Le Regroupement québécois de la danse répertorie plus de 200 chorégraphes. Portrait de cette profession méconnue.

Les chorégraphes sont, pour la plupart, des interprètes qui ont senti l’appel de la création. Ils peuvent même se former pour faciliter la transition. L’UQÀM offre un baccalauréat en danse, dont quelques cours permettent aux étudiants d’explorer la chorégraphie. L’université Concordia dispense, pour sa part, une majeure en danse contemporaine visant à former des chorégraphes.
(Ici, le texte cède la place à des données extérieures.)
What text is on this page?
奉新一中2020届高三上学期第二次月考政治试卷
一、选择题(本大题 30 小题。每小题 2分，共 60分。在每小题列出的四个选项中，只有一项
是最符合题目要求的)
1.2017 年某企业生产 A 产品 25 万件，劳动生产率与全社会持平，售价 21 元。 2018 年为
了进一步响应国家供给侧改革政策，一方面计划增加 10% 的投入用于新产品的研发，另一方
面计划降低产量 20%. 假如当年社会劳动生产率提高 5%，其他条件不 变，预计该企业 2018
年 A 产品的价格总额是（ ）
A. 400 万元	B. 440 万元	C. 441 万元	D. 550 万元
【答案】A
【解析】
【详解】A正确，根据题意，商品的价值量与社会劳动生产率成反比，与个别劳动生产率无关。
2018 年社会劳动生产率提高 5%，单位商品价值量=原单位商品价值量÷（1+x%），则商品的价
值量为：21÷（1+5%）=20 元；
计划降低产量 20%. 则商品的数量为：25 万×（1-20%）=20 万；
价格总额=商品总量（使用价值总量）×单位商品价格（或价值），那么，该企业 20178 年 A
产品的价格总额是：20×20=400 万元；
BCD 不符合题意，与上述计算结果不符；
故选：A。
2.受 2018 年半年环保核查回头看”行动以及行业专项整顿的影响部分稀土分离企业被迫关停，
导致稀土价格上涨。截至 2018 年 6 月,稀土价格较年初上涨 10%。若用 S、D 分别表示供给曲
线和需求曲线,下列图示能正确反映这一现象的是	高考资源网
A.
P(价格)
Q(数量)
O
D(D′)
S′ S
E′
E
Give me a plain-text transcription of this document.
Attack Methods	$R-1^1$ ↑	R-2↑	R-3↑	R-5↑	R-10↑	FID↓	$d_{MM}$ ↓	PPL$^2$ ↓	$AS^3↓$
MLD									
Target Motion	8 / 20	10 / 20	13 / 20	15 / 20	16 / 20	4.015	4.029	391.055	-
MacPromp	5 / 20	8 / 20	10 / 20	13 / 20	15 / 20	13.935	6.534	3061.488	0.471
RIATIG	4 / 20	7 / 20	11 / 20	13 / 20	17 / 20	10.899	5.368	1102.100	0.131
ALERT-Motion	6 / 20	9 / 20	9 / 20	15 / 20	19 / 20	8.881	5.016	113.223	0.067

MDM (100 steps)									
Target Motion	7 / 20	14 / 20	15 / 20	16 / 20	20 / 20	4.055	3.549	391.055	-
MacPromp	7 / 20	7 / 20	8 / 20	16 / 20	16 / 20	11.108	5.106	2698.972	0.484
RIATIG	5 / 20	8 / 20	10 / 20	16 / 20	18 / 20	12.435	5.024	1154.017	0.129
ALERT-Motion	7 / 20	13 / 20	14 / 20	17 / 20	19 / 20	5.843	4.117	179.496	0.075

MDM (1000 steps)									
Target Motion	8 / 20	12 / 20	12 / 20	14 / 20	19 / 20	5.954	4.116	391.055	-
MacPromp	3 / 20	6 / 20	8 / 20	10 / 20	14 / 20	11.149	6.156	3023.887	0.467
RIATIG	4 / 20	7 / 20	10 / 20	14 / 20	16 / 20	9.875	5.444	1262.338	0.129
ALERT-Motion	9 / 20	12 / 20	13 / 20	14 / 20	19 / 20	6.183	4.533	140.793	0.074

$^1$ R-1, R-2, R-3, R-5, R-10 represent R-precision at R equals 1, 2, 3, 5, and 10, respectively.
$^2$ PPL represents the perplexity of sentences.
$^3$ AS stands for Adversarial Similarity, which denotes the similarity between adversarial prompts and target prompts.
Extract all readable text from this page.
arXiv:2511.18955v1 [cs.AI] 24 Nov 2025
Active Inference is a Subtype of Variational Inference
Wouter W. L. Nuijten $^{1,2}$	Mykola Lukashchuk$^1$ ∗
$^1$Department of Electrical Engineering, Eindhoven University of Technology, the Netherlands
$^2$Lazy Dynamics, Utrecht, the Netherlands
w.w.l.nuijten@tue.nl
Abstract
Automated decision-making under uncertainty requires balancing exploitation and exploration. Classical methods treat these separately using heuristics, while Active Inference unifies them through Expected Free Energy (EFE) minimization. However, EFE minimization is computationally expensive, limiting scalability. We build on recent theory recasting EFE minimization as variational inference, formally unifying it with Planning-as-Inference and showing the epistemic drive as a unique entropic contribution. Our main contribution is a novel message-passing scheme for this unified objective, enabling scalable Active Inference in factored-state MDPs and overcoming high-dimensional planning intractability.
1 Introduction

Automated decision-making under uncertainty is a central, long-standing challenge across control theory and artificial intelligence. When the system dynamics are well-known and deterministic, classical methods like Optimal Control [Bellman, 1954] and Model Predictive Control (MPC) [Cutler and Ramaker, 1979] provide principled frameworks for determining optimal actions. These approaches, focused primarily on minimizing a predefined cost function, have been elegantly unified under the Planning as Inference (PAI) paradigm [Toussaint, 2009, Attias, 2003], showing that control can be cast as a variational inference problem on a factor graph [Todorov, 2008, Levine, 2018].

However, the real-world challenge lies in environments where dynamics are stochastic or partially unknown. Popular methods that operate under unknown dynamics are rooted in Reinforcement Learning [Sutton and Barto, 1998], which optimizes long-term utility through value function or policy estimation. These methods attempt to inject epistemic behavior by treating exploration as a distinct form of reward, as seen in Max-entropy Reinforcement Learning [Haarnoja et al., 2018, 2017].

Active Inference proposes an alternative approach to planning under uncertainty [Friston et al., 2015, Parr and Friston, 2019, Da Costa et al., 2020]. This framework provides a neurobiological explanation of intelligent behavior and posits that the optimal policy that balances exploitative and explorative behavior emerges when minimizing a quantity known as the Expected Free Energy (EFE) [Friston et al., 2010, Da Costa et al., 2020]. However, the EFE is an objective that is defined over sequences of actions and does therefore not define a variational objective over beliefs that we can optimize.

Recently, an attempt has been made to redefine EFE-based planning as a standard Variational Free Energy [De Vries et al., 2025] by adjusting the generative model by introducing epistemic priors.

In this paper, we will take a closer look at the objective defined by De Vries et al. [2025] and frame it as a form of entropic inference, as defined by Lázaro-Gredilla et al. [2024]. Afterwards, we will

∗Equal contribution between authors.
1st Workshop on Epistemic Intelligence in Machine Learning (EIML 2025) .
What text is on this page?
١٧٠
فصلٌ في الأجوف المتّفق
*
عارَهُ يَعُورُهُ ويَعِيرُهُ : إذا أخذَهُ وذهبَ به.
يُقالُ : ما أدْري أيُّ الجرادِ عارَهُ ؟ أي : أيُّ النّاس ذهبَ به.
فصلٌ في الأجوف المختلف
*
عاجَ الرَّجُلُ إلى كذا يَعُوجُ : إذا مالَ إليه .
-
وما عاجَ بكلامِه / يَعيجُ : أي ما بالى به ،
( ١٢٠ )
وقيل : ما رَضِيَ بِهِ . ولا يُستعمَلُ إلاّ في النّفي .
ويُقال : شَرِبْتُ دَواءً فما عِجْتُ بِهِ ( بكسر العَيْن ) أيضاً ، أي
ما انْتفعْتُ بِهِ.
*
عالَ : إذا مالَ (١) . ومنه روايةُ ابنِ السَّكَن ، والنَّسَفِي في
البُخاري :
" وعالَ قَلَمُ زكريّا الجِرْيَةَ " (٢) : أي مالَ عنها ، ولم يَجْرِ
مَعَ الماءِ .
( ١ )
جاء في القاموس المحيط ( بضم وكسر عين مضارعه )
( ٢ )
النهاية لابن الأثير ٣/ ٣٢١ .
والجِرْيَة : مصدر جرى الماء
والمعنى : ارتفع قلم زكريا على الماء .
Or, tous les interprètes ne rêvent pas à la chorégraphie. «Il y en a qui ont besoin de créer, alors que d’autres ont besoin d’être sur la scène. Dans mon cas, je m’intéressais à ce qui se passait derrière les rideaux», explique Lyne Binette, directrice du secteur professionnel et enseignante à l’École de danse de Québec.

Dominique Porte, de son côté, a créé sa compagnie Système D en 1999 pour satisfaire son désir de faire danser les autres, mais aussi pour créer son propre emploi.

Un petit côté entrepreneur

Outre le talent de créateur, le chorégraphe doit aussi posséder un esprit d’entrepreneur, car il lui faut monter ses projets du début à la fin : rédiger un synopsis du spectacle, remplir des demandes de subvention, établir un budget et diriger une équipe de danseurs.

Comme l’explique Daniel Bélanger, chorégraphe, c’est un métier exigeant, car «le travail de création demande de plonger profondément dans son propre univers», explique-t-il. Mais en fondant sa compagnie de danse en 2003, Code Universel, M. Bélanger voulait aussi donner la possibilité aux jeunes professionnels de la danse de vivre de leur métier et de réaliser leur rêve.